At least not in Wales.

There is the language for instance,

The soft consonants

Strange to the ear.

There are cries in the dark at night

As owls answer the moon,

And thick ambush of shadows,

Hushed at the fields' corners.

There is no present in Wales,

And no future;

There is only the past,

Brittle with relics,

Wind-bitten towers and castles

With sham ghosts;

Mouldering quarries and mines;

And an impotent people,

Sick with inbreeding,

Worrying the carcase of an old song.

R.S.Thomas


A Peasant


Iago Prytherch his name, though, be it allowed,

Just an ordinary man of the bald Welsh hills,

Who pens a few sheep in a gap of cloud.

Docking mangels, chipping the green skin

From the yellow bones with a half-witted grin

Of satisfaction, or churning the crude earth

To a stiff sea of clods that glint in the wind—

So are his days spent, his spittled mirth

Rarer than the sun that cracks the cheeks

Of the gaunt sky perhaps once in a week.

And then at night see him fixed in his chair

Motionless, except when he leans to gob in the fire.

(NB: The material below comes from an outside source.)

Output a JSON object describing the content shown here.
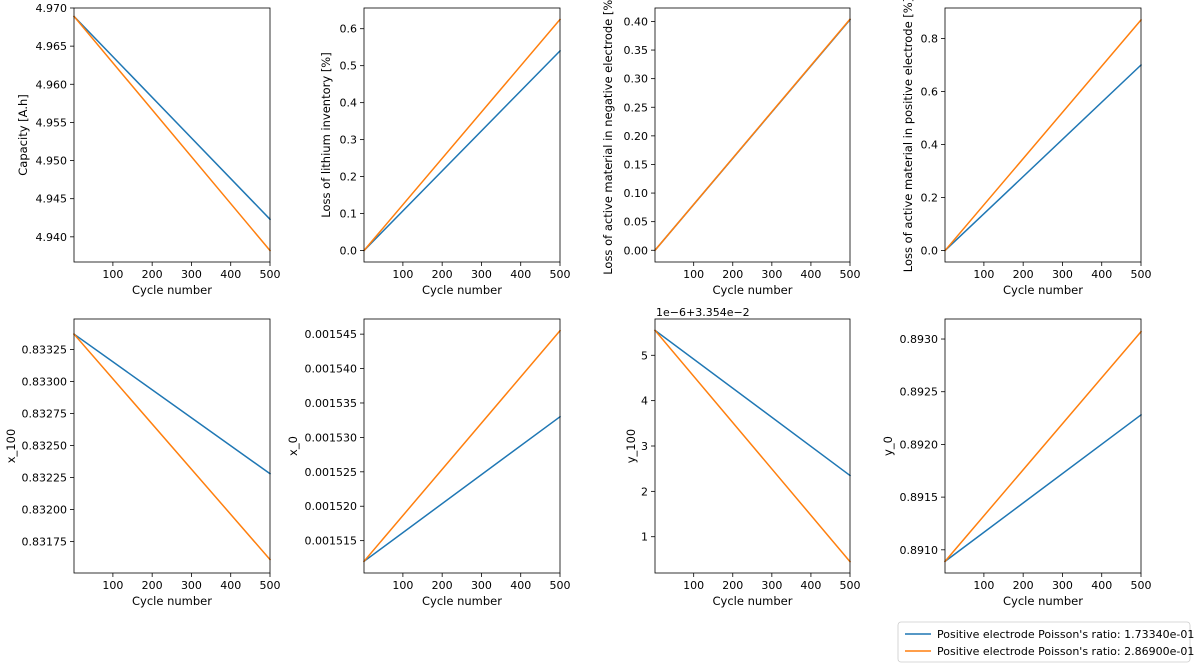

There is something frightening in the vacancy of his mind.

His clothes, sour with years of sweat

And animal contact, shock the refined,

But affected, sense with their stark naturalness.

Yet this is your prototype, who, season by season

Against siege of rain and the wind's attrition,

Preserves his stock, an impregnable fortress

Not to be stormed, even in death's confusion.

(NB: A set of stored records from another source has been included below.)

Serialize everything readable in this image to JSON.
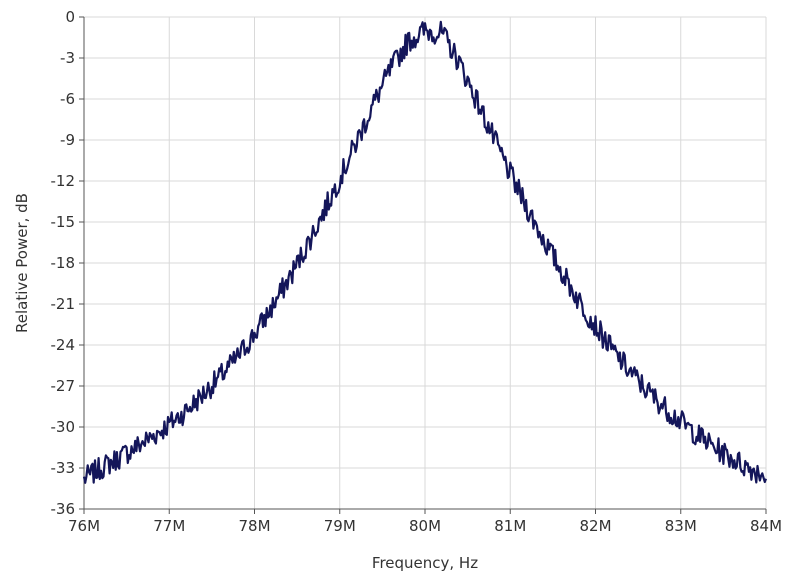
{
  "colors": {
    "background": "#ffffff",
    "grid": "#d9d9d9",
    "axis": "#555555",
    "series": "#14165a",
    "text": "#333333"
  },
  "chart_data": {
    "type": "line",
    "title": "",
    "xlabel": "Frequency, Hz",
    "ylabel": "Relative Power, dB",
    "xlim": [
      76000000,
      84000000
    ],
    "ylim": [
      -36,
      0
    ],
    "x_ticks": [
      76000000,
      77000000,
      78000000,
      79000000,
      80000000,
      81000000,
      82000000,
      83000000,
      84000000
    ],
    "x_tick_labels": [
      "76M",
      "77M",
      "78M",
      "79M",
      "80M",
      "81M",
      "82M",
      "83M",
      "84M"
    ],
    "y_ticks": [
      0,
      -3,
      -6,
      -9,
      -12,
      -15,
      -18,
      -21,
      -24,
      -27,
      -30,
      -33,
      -36
    ],
    "y_tick_labels": [
      "0",
      "-3",
      "-6",
      "-9",
      "-12",
      "-15",
      "-18",
      "-21",
      "-24",
      "-27",
      "-30",
      "-33",
      "-36"
    ],
    "grid": true,
    "legend": "none",
    "series": [
      {
        "x": [
          76000000,
          76200000,
          76400000,
          76600000,
          76800000,
          77000000,
          77200000,
          77400000,
          77600000,
          77800000,
          78000000,
          78200000,
          78400000,
          78600000,
          78800000,
          79000000,
          79200000,
          79400000,
          79600000,
          79800000,
          80000000,
          80200000,
          80400000,
          80600000,
          80800000,
          81000000,
          81200000,
          81400000,
          81600000,
          81800000,
          82000000,
          82200000,
          82400000,
          82600000,
          82800000,
          83000000,
          83200000,
          83400000,
          83600000,
          83800000,
          84000000
        ],
        "y": [
          -33.8,
          -33.0,
          -32.3,
          -31.5,
          -30.7,
          -29.8,
          -28.8,
          -27.6,
          -26.3,
          -24.9,
          -23.2,
          -21.3,
          -19.2,
          -16.9,
          -14.4,
          -11.8,
          -9.1,
          -6.3,
          -3.8,
          -1.8,
          -1.0,
          -1.2,
          -3.3,
          -6.0,
          -8.8,
          -11.5,
          -14.0,
          -16.4,
          -18.6,
          -20.7,
          -22.6,
          -24.4,
          -25.9,
          -27.3,
          -28.5,
          -29.6,
          -30.6,
          -31.5,
          -32.3,
          -33.0,
          -33.5
        ]
      }
    ]
  }
}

Remember him, then, for he, too, is a winner of wars,

Enduring like a tree under the curious stars.


R.S.Thomas












Ronald Stuart Thomas (1913 – 2000) was a Welsh poet and Anglican clergyman, noted for his nationalism, spirituality and deep dislike of the anglicization of Wales. He was one of the most famous Welsh poets. In 1955, John Betjeman, in his introduction to the first collection of Thomas’s poetry to be produced by a major publisher, Song at the Year's Turning, predicted that Thomas would be remembered long after Betjeman himself was forgotten. Professor M. Wynn Thomas said: ‘He was the Aleksandr Solzhenitsyn of Wales because he was such a troubler of the Welsh conscience. He was one of the major English language and European poets of the 20th century.’